Secretary of the Treasury Jack Lew doesn’t exactly have the best reputation for honesty, having misled Congress about President Barack Obama’s debts, and having claimed–falsely–that Obama’s budgets were stalled in the Senate because of a Republican filibuster threat. On Sunday, Lew tried again on NBC News’ Meet the Press–this time claiming the GOP had threatened default during the 2011 debt ceiling talks.
Republicans did not threaten default. A handful of conservative Republicans–notably, Rep. Michele Bachmann (R-MN)–suggested that hitting the debt ceiling would be acceptable because it would not mean the U.S. would have to default, i.e. that the Treasury could meet the government’s obligations while holding back some discretionary spending. Regardless, that view was never the majority or official bargaining position.
As Lew well knows, the sticking point during the 2011 negotiations was the president’s insistence on tax hikes. He scuttled a “grand bargain” on deficit reduction by demanding $400 billion in tax hikes at the last moment, leading to the Budget Control Act, which included the sequester (about which the Obama White House has never ceased to complain, but which was its own idea, and which is helping decrease the deficit.)

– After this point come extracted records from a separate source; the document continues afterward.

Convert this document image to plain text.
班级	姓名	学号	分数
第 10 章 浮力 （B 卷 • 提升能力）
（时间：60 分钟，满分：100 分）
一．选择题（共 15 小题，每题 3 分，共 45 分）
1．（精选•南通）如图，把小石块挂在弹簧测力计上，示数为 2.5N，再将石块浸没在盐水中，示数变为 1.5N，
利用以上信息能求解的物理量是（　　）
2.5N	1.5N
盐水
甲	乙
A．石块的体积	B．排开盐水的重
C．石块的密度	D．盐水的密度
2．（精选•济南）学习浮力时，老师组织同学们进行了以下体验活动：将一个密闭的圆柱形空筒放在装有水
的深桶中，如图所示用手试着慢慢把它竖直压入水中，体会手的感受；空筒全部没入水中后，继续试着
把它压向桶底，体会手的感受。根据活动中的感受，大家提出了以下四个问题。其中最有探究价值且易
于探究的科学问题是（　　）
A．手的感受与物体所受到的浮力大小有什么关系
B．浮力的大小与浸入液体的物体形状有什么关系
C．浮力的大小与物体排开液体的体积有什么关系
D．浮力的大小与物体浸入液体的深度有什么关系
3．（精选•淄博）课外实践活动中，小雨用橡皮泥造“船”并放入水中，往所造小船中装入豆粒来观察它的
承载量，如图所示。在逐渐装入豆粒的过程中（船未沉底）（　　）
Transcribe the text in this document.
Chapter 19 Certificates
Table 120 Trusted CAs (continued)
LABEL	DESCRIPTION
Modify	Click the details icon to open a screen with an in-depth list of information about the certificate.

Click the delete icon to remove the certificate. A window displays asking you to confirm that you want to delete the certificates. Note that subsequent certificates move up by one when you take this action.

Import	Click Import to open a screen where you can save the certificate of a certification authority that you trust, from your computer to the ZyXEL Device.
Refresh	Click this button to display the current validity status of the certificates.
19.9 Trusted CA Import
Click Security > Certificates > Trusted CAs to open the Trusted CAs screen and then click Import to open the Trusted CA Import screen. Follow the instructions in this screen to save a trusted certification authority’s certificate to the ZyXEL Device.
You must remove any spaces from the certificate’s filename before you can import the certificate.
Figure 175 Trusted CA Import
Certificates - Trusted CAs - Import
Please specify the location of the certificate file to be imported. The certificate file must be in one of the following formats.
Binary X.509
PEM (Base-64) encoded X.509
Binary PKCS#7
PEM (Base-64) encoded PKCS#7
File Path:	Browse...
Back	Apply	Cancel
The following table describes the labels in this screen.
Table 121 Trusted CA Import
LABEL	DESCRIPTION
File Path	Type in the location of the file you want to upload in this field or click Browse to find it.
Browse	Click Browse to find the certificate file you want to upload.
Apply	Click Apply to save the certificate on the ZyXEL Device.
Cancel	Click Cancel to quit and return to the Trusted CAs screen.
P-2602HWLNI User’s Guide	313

Lew was such a bad actor during those talks that Republicans specifically asked the White House to exclude him from negotiations. “I don’t need somebody who just knows how to say no,” Speaker of the House John Boehner said. Breitbart News’ Mike Flynn predicted in January that Lew’s nomination was a sign that the White House would refuse to compromise with Republicans. Indeed Lew refuses even to negotiate.
The Obama administration is once again trying to force through tax hikes and spending increases by accusing Republicans, preemptively, of wishing the country to go into default. It has repeatedly rejected Republican attempts to ensure that debt ceiling talks do not have that consequence. So it is Obama, and Lew, who are actually using default as a threat. Lew’s failed attempt at rewriting history is clearly part of that strategy.